In their attempts to reform the cash bail system, jurisdictions across the country are turning to automated pretrial risk assessment tools that ‘predict’ if a defendant will be arrested for a new crime while waiting for trial or will fail to appear in court as scheduled.
The Science, Technology, and Public Policy (STPP) program at the University of Michigan’s Ford School of Public Policy has analyzed pretrial risk assessment tools and finds serious concerns with their validity and bias, concluding that they should play no role in pretrial release decisions.
While some policymakers believe that the tools are a more equitable alternative to cash bail, according to a new policy memo, issued as a part of STPP’s Community Partnerships Initiative, there is “substantial evidence that pretrial risk assessment tools replicate the racial and socioeconomic disparities that bail reform seeks to address.”
Almost every state has enacted reforms related to pretrial risk and detention, with Michigan legislators being the latest to consider changes. The report notes, “Today, defendants awaiting trial make up almost half of the jail population in the state. Many of these people do not pose a threat to public safety or a high likelihood of flight risk.”
In the past, decision-makers such as judges or parole officers were responsible for evaluating whether a person was likely to reoffend or fail to appear in court, a system that was vulnerable to individual biases. More recently jurisdictions turned to calculating risk scores or using a standardized framework to estimate risk.
Newer automated tools use inputs like age, prior convictions, employment status, zip code, and neighborhood crime, to compare a person’s individual data to past cases of people with similar data to calculate a risk score, which claims to measure a person’s likelihood of reoffending or failing to return to court.
Because data and calculations are viewed as objective, pretrial risk assessment tools are often applauded as scientific and unbiased. However, the memo raises major concerns about the tools’ impartiality and accuracy.
First, the data these tools use comes from the same biased processes they are meant to address. Prior arrests, convictions, or sentences are often a result of decisions made by the people these tools are supposed to replace. They often reflect outdated policing and sentencing practices, as well as racial and socioeconomic disparities in profiling, policing, and social policy. This can result in discriminatory risk scores for defendants of color and low-income defendants.
In addition, the tools dramatically overestimate the likelihood of missing a court date, and they ignore factors contributing to why people fail to appear in court. People rarely miss court for intentional reasons; instead, they fail to appear due to inconveniences like missing a bus, not finding childcare, or not getting time off work. The memo argues that jurisdictions should invest in addressing these root causes rather than holding people before trial due to faulty risk assessment.

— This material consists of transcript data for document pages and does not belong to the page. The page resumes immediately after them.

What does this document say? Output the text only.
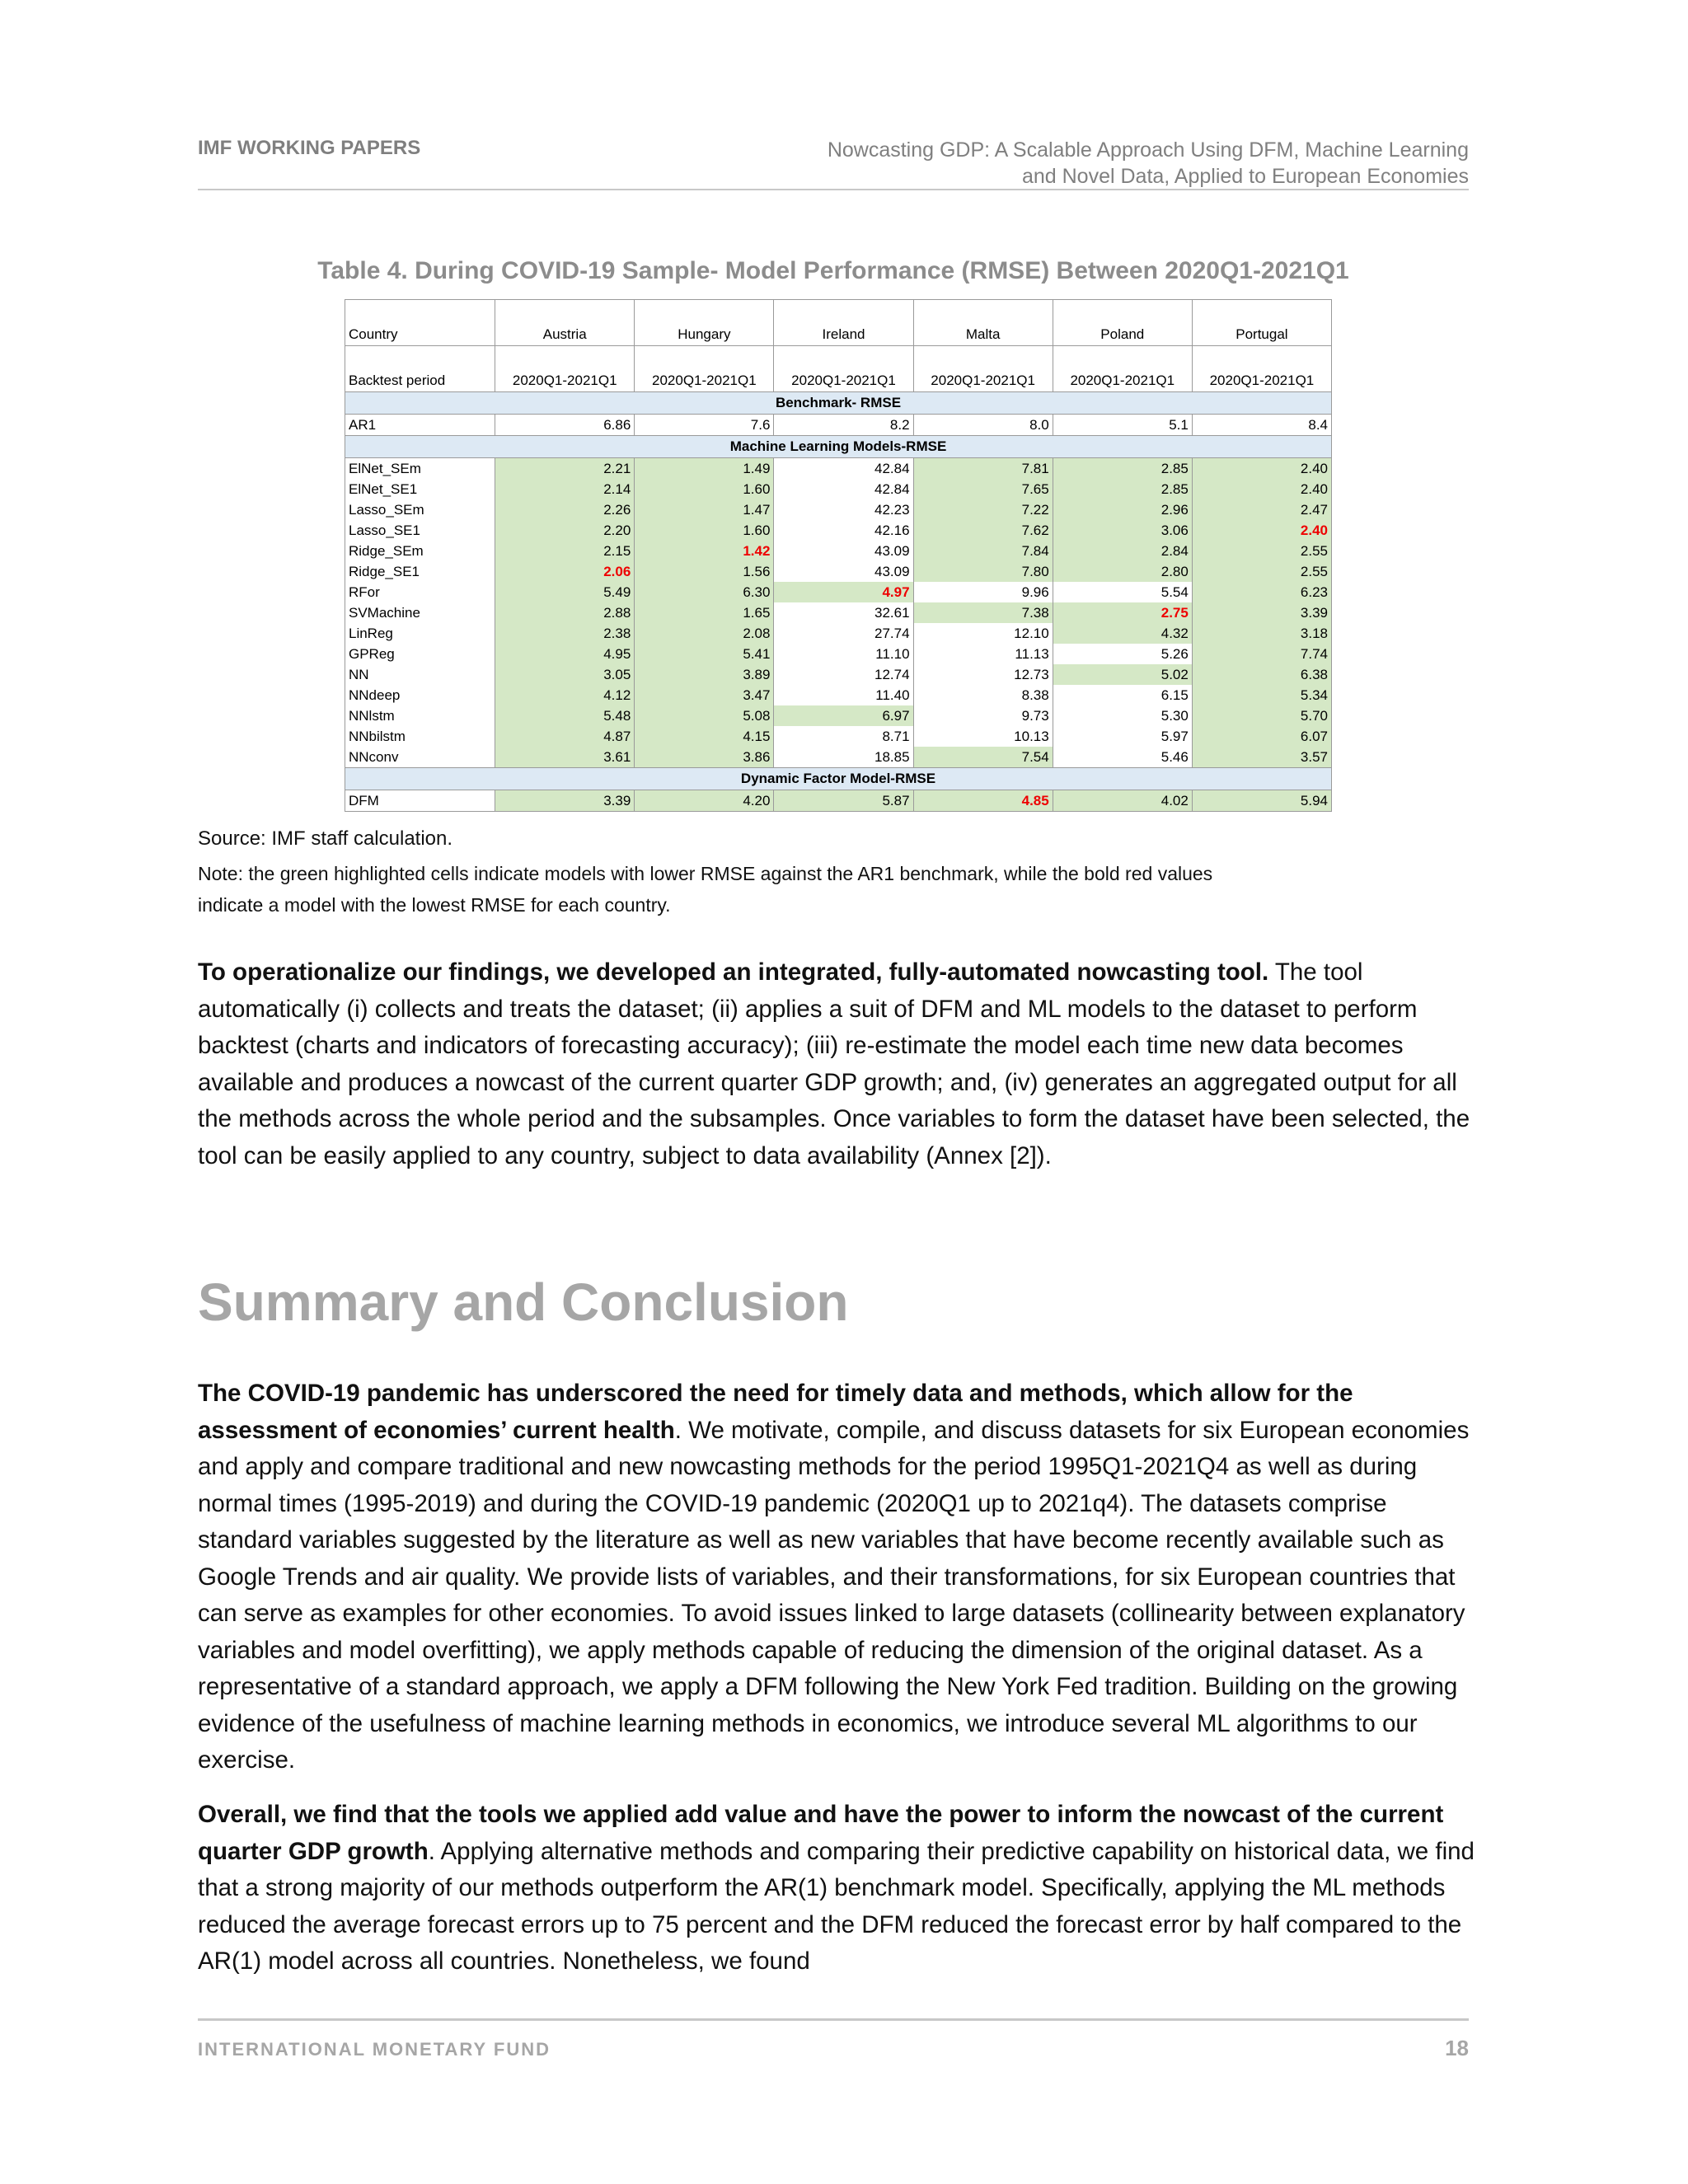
IMF WORKING PAPERS	Nowcasting GDP: A Scalable Approach Using DFM, Machine Learning
and Novel Data, Applied to European Economies
Table 4. During COVID-19 Sample- Model Performance (RMSE) Between 2020Q1-2021Q1
Country	Austria	Hungary	Ireland	Malta	Poland	Portugal
Backtest period	2020Q1-2021Q1	2020Q1-2021Q1	2020Q1-2021Q1	2020Q1-2021Q1	2020Q1-2021Q1	2020Q1-2021Q1
Benchmark- RMSE						
AR1	6.86	7.6	8.2	8.0	5.1	8.4
Machine Learning Models-RMSE						
ElNet_SEm	2.21	1.49	42.84	7.81	2.85	2.40
ElNet_SE1	2.14	1.60	42.84	7.65	2.85	2.40
Lasso_SEm	2.26	1.47	42.23	7.22	2.96	2.47
Lasso_SE1	2.20	1.60	42.16	7.62	3.06	2.40
Ridge_SEm	2.15	1.42	43.09	7.84	2.84	2.55
Ridge_SE1	2.06	1.56	43.09	7.80	2.80	2.55
RFor	5.49	6.30	4.97	9.96	5.54	6.23
SVMachine	2.88	1.65	32.61	7.38	2.75	3.39
LinReg	2.38	2.08	27.74	12.10	4.32	3.18
GPReg	4.95	5.41	11.10	11.13	5.26	7.74
NN	3.05	3.89	12.74	12.73	5.02	6.38
NNdeep	4.12	3.47	11.40	8.38	6.15	5.34
NNlstm	5.48	5.08	6.97	9.73	5.30	5.70
NNbilstm	4.87	4.15	8.71	10.13	5.97	6.07
NNconv	3.61	3.86	18.85	7.54	5.46	3.57
Dynamic Factor Model-RMSE						
DFM	3.39	4.20	5.87	4.85	4.02	5.94
Source: IMF staff calculation.
Note: the green highlighted cells indicate models with lower RMSE against the AR1 benchmark, while the bold red values
indicate a model with the lowest RMSE for each country.

To operationalize our findings, we developed an integrated, fully-automated nowcasting tool. The tool automatically (i) collects and treats the dataset; (ii) applies a suit of DFM and ML models to the dataset to perform backtest (charts and indicators of forecasting accuracy); (iii) re-estimate the model each time new data becomes available and produces a nowcast of the current quarter GDP growth; and, (iv) generates an aggregated output for all the methods across the whole period and the subsamples. Once variables to form the dataset have been selected, the tool can be easily applied to any country, subject to data availability (Annex [2]).

Summary and Conclusion

The COVID-19 pandemic has underscored the need for timely data and methods, which allow for the assessment of economies’ current health. We motivate, compile, and discuss datasets for six European economies and apply and compare traditional and new nowcasting methods for the period 1995Q1-2021Q4 as well as during normal times (1995-2019) and during the COVID-19 pandemic (2020Q1 up to 2021q4). The datasets comprise standard variables suggested by the literature as well as new variables that have become recently available such as Google Trends and air quality. We provide lists of variables, and their transformations, for six European countries that can serve as examples for other economies. To avoid issues linked to large datasets (collinearity between explanatory variables and model overfitting), we apply methods capable of reducing the dimension of the original dataset. As a representative of a standard approach, we apply a DFM following the New York Fed tradition. Building on the growing evidence of the usefulness of machine learning methods in economics, we introduce several ML algorithms to our exercise.

Overall, we find that the tools we applied add value and have the power to inform the nowcast of the current quarter GDP growth. Applying alternative methods and comparing their predictive capability on historical data, we find that a strong majority of our methods outperform the AR(1) benchmark model. Specifically, applying the ML methods reduced the average forecast errors up to 75 percent and the DFM reduced the forecast error by half compared to the AR(1) model across all countries. Nonetheless, we found

INTERNATIONAL MONETARY FUND	18
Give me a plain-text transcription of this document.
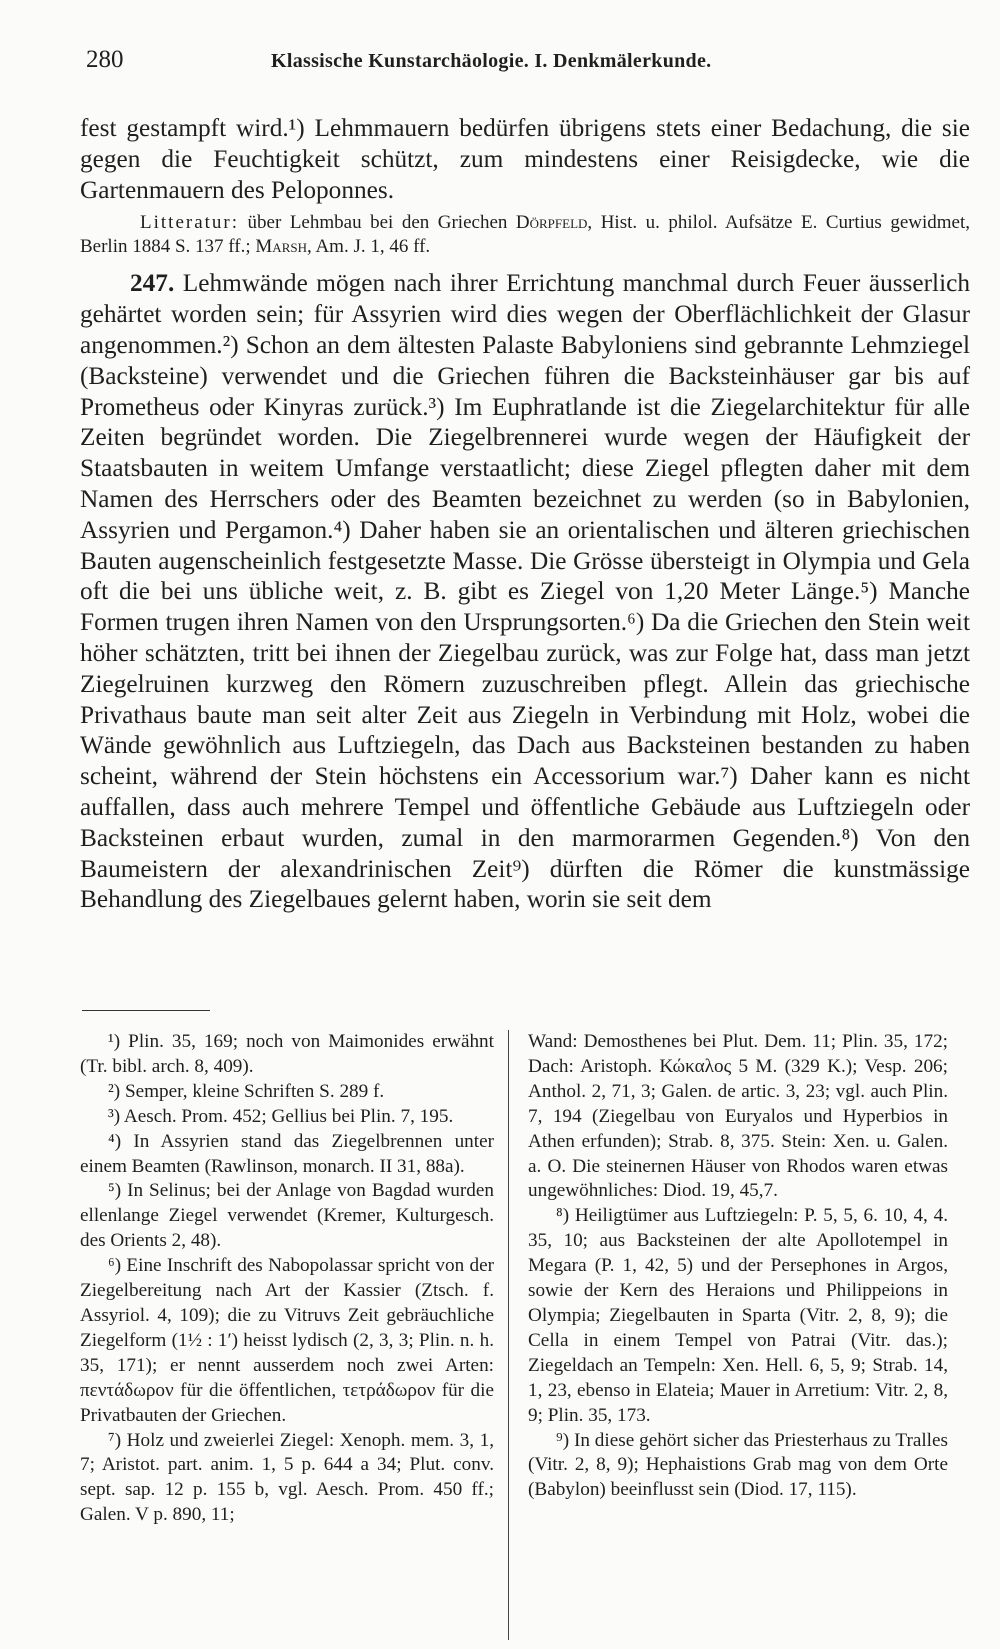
280	Klassische Kunstarchäologie. I. Denkmälerkunde.

fest gestampft wird.¹) Lehmmauern bedürfen übrigens stets einer Bedachung, die sie gegen die Feuchtigkeit schützt, zum mindestens einer Reisigdecke, wie die Gartenmauern des Peloponnes.

Litteratur: über Lehmbau bei den Griechen Dörpfeld, Hist. u. philol. Aufsätze E. Curtius gewidmet, Berlin 1884 S. 137 ff.; Marsh, Am. J. 1, 46 ff.

247. Lehmwände mögen nach ihrer Errichtung manchmal durch Feuer äusserlich gehärtet worden sein; für Assyrien wird dies wegen der Oberflächlichkeit der Glasur angenommen.²) Schon an dem ältesten Palaste Babyloniens sind gebrannte Lehmziegel (Backsteine) verwendet und die Griechen führen die Backsteinhäuser gar bis auf Prometheus oder Kinyras zurück.³) Im Euphratlande ist die Ziegelarchitektur für alle Zeiten begründet worden. Die Ziegelbrennerei wurde wegen der Häufigkeit der Staatsbauten in weitem Umfange verstaatlicht; diese Ziegel pflegten daher mit dem Namen des Herrschers oder des Beamten bezeichnet zu werden (so in Babylonien, Assyrien und Pergamon.⁴) Daher haben sie an orientalischen und älteren griechischen Bauten augenscheinlich festgesetzte Masse. Die Grösse übersteigt in Olympia und Gela oft die bei uns übliche weit, z. B. gibt es Ziegel von 1,20 Meter Länge.⁵) Manche Formen trugen ihren Namen von den Ursprungsorten.⁶) Da die Griechen den Stein weit höher schätzten, tritt bei ihnen der Ziegelbau zurück, was zur Folge hat, dass man jetzt Ziegelruinen kurzweg den Römern zuzuschreiben pflegt. Allein das griechische Privathaus baute man seit alter Zeit aus Ziegeln in Verbindung mit Holz, wobei die Wände gewöhnlich aus Luftziegeln, das Dach aus Backsteinen bestanden zu haben scheint, während der Stein höchstens ein Accessorium war.⁷) Daher kann es nicht auffallen, dass auch mehrere Tempel und öffentliche Gebäude aus Luftziegeln oder Backsteinen erbaut wurden, zumal in den marmorarmen Gegenden.⁸) Von den Baumeistern der alexandrinischen Zeit⁹) dürften die Römer die kunstmässige Behandlung des Ziegelbaues gelernt haben, worin sie seit dem

¹) Plin. 35, 169; noch von Maimonides erwähnt (Tr. bibl. arch. 8, 409).

²) Semper, kleine Schriften S. 289 f.

³) Aesch. Prom. 452; Gellius bei Plin. 7, 195.

⁴) In Assyrien stand das Ziegelbrennen unter einem Beamten (Rawlinson, monarch. II 31, 88a).

⁵) In Selinus; bei der Anlage von Bagdad wurden ellenlange Ziegel verwendet (Kremer, Kulturgesch. des Orients 2, 48).

⁶) Eine Inschrift des Nabopolassar spricht von der Ziegelbereitung nach Art der Kassier (Ztsch. f. Assyriol. 4, 109); die zu Vitruvs Zeit gebräuchliche Ziegelform (1½ : 1′) heisst lydisch (2, 3, 3; Plin. n. h. 35, 171); er nennt ausserdem noch zwei Arten: πεντάδωρον für die öffentlichen, τετράδωρον für die Privatbauten der Griechen.

⁷) Holz und zweierlei Ziegel: Xenoph. mem. 3, 1, 7; Aristot. part. anim. 1, 5 p. 644 a 34; Plut. conv. sept. sap. 12 p. 155 b, vgl. Aesch. Prom. 450 ff.; Galen. V p. 890, 11;

Wand: Demosthenes bei Plut. Dem. 11; Plin. 35, 172; Dach: Aristoph. Κώκαλος 5 M. (329 K.); Vesp. 206; Anthol. 2, 71, 3; Galen. de artic. 3, 23; vgl. auch Plin. 7, 194 (Ziegelbau von Euryalos und Hyperbios in Athen erfunden); Strab. 8, 375. Stein: Xen. u. Galen. a. O. Die steinernen Häuser von Rhodos waren etwas ungewöhnliches: Diod. 19, 45,7.

⁸) Heiligtümer aus Luftziegeln: P. 5, 5, 6. 10, 4, 4. 35, 10; aus Backsteinen der alte Apollotempel in Megara (P. 1, 42, 5) und der Persephones in Argos, sowie der Kern des Heraions und Philippeions in Olympia; Ziegelbauten in Sparta (Vitr. 2, 8, 9); die Cella in einem Tempel von Patrai (Vitr. das.); Ziegeldach an Tempeln: Xen. Hell. 6, 5, 9; Strab. 14, 1, 23, ebenso in Elateia; Mauer in Arretium: Vitr. 2, 8, 9; Plin. 35, 173.

⁹) In diese gehört sicher das Priesterhaus zu Tralles (Vitr. 2, 8, 9); Hephaistions Grab mag von dem Orte (Babylon) beeinflusst sein (Diod. 17, 115).
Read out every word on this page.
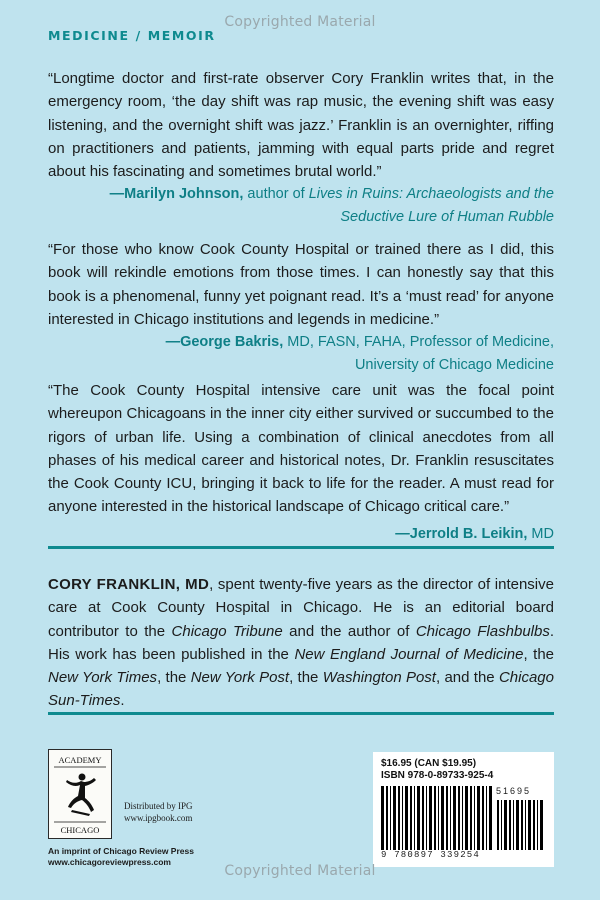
Copyrighted Material
MEDICINE / MEMOIR

“Longtime doctor and first-rate observer Cory Franklin writes that, in the emergency room, ‘the day shift was rap music, the evening shift was easy listening, and the overnight shift was jazz.’ Franklin is an overnighter, riffing on practitioners and patients, jamming with equal parts pride and regret about his fascinating and sometimes brutal world.”

—Marilyn Johnson, author of Lives in Ruins: Archaeologists and the Seductive Lure of Human Rubble

“For those who know Cook County Hospital or trained there as I did, this book will rekindle emotions from those times. I can honestly say that this book is a phenomenal, funny yet poignant read. It’s a ‘must read’ for anyone interested in Chicago institutions and legends in medicine.”

—George Bakris, MD, FASN, FAHA, Professor of Medicine,
University of Chicago Medicine

“The Cook County Hospital intensive care unit was the focal point whereupon Chicagoans in the inner city either survived or succumbed to the rigors of urban life. Using a combination of clinical anecdotes from all phases of his medical career and historical notes, Dr. Franklin resuscitates the Cook County ICU, bringing it back to life for the reader. A must read for anyone interested in the historical landscape of Chicago critical care.”

—Jerrold B. Leikin, MD

CORY FRANKLIN, MD, spent twenty-five years as the director of intensive care at Cook County Hospital in Chicago. He is an editorial board contributor to the Chicago Tribune and the author of Chicago Flashbulbs. His work has been published in the New England Journal of Medicine, the New York Times, the New York Post, the Washington Post, and the Chicago Sun-Times.

ACADEMY
CHICAGO
Distributed by IPG
www.ipgbook.com
An imprint of Chicago Review Press
www.chicagoreviewpress.com
$16.95 (CAN $19.95)
ISBN 978-0-89733-925-4
51695
9 780897 339254
Copyrighted Material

The Michigan State Legislature will soon be considering a bill package to reform pretrial detention. Previous drafts have included a requirement or suggestion for pretrial risk assessment tools, signaling the need for policymakers to be aware of their effects. The goal of the memo is to “help Michigan state and local legislators better understand these concerns, discourage or prevent their use, and especially prevent legislators from codifying tool use into law,” said McCoy.
“By relying on biased data and focusing on negative outcomes, pretrial risk assessment tools do not accurately predict pretrial violence or flight risk,” the memo concludes. “They also do not answer the questions that would most likely assist administrators seeking to reduce pretrial detention.”